Menurut Sky Sports, Argentina akan menghadapi Inggris dalam pertandingan sistem gugur FIFA World Cup, dengan Messi bermain melawan Inggris untuk pertama kalinya dalam karirnya. Inggris tidak memiliki gelandang bertahan ortodoks untuk menjaga Messi, atau bisa mengerahkan Spence untuk menjaganya satu lawan satu.

Laporan menyatakan bahwa Inggris, bermain dengan sepuluh pemain, mengalahkan tuan rumah bersama Meksiko di Stadion Azteca, kemudian menyingkirkan Norwegia yang diperkuat Haaland di perempat final. Sekarang, tim ini menghadapi juara bertahan FIFA World Cup dan harus mengatasi tantangan Argentina yang dipimpin Messi.

Pertarungan ini membawa kenangan yang tak terhitung, baik yang penuh gairah maupun yang mengharukan. Sir Alf Ramsey secara tidak sengaja menyebut pemain Argentina "hewan" pada tahun 1966. Dua puluh tahun kemudian, Diego Maradona mencetak gol "Tangan Tuhan" dan "Gol Abad Ini" dalam beberapa menit.

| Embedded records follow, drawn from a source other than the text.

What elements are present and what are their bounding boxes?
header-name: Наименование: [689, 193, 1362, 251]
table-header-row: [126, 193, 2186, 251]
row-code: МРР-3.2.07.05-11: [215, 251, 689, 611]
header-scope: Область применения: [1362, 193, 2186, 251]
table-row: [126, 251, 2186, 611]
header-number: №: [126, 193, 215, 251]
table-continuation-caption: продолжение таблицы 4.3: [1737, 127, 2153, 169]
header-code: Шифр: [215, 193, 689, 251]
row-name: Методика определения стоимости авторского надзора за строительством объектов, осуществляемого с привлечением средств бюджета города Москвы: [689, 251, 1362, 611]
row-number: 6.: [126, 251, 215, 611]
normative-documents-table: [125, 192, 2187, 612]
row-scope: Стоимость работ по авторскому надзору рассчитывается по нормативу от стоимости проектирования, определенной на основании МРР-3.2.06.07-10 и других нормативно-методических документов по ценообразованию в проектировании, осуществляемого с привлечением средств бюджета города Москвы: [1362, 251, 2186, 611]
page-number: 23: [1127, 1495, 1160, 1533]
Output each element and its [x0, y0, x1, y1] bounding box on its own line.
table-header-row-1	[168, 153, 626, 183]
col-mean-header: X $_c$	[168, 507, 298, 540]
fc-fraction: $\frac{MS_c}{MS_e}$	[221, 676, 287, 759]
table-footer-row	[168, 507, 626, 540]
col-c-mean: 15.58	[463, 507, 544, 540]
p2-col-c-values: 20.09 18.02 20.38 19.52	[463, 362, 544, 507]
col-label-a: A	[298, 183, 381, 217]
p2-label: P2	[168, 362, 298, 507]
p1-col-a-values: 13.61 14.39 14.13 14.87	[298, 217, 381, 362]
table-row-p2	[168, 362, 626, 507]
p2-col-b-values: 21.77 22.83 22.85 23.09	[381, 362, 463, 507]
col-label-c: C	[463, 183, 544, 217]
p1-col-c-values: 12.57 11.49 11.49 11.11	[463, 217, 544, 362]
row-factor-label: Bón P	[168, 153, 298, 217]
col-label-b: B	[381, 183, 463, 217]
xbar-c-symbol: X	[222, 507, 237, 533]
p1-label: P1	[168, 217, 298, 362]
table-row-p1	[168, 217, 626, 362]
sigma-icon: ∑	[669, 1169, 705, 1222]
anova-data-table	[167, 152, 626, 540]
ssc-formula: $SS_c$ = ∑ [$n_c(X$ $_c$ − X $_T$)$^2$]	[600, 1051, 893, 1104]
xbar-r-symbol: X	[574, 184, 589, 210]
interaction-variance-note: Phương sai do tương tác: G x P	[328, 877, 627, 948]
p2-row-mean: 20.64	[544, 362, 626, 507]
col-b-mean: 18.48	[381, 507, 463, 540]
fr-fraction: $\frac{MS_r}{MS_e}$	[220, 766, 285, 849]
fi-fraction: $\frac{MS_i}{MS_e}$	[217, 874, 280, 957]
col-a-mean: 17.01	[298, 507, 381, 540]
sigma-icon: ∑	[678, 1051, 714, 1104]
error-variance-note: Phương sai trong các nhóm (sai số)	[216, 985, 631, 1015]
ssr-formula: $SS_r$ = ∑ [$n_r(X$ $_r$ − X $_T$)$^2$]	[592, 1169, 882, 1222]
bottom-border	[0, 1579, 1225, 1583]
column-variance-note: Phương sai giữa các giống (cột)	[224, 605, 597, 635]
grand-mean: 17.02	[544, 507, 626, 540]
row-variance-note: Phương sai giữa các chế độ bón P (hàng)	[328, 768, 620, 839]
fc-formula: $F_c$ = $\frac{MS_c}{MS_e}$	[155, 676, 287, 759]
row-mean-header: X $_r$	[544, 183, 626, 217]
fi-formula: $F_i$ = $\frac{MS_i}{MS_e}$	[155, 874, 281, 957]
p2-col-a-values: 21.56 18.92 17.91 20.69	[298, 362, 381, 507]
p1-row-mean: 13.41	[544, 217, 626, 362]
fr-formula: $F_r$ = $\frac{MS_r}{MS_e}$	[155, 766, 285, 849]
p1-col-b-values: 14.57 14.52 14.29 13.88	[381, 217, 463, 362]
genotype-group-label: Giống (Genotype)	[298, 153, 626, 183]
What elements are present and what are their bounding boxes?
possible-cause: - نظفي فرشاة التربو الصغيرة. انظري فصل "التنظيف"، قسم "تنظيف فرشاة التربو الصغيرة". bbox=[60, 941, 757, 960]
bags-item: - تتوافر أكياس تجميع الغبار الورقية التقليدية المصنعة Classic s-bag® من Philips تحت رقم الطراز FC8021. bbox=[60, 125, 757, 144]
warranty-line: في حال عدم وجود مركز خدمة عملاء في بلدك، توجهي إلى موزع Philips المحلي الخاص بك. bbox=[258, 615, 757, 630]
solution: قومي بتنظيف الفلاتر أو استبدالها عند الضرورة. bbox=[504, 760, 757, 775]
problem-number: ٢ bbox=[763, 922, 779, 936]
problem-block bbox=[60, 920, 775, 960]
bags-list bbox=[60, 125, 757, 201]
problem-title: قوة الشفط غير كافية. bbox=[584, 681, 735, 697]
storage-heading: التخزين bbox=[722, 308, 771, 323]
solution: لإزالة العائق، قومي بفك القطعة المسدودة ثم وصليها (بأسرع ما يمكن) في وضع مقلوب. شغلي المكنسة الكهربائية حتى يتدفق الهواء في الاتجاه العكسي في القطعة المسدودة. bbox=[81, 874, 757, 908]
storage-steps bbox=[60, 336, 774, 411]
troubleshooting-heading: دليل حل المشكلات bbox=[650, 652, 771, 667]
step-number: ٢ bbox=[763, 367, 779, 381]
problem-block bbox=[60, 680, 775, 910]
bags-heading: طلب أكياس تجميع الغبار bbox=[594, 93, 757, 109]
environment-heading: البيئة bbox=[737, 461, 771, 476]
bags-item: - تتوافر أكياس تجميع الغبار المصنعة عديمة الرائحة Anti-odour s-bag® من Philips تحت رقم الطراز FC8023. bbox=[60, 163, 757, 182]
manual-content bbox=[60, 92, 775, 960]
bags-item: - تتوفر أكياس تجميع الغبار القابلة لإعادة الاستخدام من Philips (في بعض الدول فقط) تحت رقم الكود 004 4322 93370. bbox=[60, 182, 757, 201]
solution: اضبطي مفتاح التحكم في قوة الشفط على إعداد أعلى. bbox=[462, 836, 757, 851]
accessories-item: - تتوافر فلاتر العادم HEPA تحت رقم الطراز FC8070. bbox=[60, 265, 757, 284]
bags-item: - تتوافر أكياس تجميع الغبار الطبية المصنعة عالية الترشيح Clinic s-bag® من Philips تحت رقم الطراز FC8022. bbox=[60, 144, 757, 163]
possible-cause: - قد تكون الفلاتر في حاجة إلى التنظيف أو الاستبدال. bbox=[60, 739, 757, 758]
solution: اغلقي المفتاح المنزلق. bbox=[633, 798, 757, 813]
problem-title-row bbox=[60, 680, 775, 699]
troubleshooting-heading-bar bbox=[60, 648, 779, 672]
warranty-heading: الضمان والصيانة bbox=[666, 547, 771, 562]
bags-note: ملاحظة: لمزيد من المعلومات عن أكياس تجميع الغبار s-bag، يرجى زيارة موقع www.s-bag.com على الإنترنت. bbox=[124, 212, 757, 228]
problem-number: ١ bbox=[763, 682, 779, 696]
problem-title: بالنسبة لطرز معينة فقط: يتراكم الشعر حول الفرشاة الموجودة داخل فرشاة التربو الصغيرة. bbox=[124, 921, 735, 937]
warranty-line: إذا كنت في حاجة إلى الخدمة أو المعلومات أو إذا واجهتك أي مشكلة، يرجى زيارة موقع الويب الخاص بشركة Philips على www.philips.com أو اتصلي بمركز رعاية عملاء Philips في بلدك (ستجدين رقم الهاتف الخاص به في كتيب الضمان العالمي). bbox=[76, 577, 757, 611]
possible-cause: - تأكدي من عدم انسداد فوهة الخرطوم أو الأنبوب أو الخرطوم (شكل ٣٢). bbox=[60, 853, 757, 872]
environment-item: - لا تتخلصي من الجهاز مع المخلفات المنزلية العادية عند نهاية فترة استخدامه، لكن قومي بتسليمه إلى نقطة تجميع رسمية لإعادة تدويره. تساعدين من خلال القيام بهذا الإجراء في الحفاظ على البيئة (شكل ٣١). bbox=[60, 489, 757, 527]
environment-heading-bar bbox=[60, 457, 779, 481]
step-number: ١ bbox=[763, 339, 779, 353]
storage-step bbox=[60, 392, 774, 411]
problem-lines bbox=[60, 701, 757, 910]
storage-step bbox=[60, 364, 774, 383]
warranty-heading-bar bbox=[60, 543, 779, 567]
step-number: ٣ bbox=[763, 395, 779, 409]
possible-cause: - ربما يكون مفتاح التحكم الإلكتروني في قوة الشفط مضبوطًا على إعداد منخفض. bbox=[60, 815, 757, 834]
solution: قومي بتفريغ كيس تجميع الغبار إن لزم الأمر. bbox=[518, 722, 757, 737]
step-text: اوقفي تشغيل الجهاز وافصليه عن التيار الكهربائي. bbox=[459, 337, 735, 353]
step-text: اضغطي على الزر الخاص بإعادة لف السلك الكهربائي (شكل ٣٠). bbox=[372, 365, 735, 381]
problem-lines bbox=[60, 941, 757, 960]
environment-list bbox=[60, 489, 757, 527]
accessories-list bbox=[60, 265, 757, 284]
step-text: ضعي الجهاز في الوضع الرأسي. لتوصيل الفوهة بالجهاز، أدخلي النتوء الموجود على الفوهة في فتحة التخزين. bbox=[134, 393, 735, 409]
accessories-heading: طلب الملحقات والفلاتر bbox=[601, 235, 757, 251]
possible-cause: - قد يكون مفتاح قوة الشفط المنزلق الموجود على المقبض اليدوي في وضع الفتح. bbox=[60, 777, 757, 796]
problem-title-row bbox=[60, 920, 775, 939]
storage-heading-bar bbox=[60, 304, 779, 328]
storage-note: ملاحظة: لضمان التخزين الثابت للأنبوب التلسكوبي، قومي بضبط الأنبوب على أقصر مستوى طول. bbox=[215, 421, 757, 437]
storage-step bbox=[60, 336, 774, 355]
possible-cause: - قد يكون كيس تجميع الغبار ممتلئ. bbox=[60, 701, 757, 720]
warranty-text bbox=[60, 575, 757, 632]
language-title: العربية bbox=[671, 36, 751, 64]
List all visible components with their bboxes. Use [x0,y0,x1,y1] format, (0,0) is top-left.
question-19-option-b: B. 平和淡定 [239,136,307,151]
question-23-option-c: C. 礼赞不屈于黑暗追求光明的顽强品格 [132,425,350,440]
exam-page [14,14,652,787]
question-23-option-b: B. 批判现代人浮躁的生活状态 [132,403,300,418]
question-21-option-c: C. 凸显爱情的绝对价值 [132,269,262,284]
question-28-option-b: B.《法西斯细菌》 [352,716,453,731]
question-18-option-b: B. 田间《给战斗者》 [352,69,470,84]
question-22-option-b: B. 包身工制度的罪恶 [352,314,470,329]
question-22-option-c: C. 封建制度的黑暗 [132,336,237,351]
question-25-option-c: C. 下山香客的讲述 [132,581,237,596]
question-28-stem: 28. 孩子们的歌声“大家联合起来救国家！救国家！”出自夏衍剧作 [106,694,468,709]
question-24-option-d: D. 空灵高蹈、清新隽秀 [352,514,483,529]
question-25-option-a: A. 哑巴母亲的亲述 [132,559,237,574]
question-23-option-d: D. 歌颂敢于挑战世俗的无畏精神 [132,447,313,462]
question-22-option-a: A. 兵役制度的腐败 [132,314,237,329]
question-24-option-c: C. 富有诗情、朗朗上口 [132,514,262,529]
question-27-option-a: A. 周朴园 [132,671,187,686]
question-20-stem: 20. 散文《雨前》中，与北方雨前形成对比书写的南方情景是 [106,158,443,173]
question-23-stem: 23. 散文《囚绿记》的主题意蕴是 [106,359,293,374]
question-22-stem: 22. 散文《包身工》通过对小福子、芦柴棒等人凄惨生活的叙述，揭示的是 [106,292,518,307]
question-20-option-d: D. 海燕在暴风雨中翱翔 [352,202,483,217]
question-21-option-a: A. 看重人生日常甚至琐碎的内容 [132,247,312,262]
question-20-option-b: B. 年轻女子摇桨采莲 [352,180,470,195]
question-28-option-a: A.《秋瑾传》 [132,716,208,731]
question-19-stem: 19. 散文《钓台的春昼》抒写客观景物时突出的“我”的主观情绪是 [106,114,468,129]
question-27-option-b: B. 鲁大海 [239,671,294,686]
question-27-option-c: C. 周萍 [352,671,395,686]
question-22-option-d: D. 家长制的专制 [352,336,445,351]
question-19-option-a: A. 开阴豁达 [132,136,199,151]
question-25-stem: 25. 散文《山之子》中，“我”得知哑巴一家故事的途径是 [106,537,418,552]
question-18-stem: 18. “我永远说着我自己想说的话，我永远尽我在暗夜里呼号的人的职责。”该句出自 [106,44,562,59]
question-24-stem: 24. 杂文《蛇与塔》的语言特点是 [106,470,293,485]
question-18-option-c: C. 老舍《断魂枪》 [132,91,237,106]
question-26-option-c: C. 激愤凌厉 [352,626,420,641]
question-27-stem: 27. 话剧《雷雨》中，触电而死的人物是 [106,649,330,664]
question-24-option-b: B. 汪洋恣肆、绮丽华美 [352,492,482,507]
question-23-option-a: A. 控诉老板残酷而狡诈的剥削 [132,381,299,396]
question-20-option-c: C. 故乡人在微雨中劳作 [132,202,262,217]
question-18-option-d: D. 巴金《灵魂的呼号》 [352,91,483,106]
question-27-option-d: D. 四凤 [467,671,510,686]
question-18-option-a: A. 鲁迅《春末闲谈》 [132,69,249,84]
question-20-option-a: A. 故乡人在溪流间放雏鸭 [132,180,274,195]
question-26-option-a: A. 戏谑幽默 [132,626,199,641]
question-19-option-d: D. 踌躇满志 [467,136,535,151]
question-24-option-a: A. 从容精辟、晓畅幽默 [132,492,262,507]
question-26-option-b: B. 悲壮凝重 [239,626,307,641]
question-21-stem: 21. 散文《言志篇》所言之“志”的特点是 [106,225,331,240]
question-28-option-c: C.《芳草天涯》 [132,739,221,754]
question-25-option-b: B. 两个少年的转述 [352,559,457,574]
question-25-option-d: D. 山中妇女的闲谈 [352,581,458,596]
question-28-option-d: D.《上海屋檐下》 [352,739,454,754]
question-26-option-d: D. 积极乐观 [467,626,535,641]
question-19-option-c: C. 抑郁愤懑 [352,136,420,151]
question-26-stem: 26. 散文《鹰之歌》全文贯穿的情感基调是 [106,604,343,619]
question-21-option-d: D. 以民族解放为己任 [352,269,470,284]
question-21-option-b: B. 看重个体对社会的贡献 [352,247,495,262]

Persaingan antara Inggris dan Argentina berakar pada perang dan sejarah kolonial, dengan konfrontasi terus-menerus di dalam dan di luar lapangan. Ada gol klasik Michael Owen, pelanggaran impulsif David Beckham terhadap Diego Simeone, dan penebusannya dari titik penalti empat tahun kemudian.

Namun Messi belum pernah berpartisipasi dalam persaingan ini sebelumnya. Ini adalah pertandingan Messi yang ke-206 untuk Argentina dan yang pertama melawan Inggris. "Saya belum pernah bermain melawan Inggris," kata Messi, "Ini adalah yang pertama kalinya, dan pertandingan ini ditakdirkan untuk menjadi spesial."

Bayangan Maradona selalu membayangi.

Messi pernah berpikir bahwa dengan banyaknya trofi besar yang telah ia menangkan dan rekor sepak bola yang telah ia pecahkan selama bertahun-tahun, ia telah sepenuhnya keluar dari aura legendaris Maradona, dan tidak lagi perlu terus-menerus dibandingkan dengan Raja sepak bola Argentina yang asli.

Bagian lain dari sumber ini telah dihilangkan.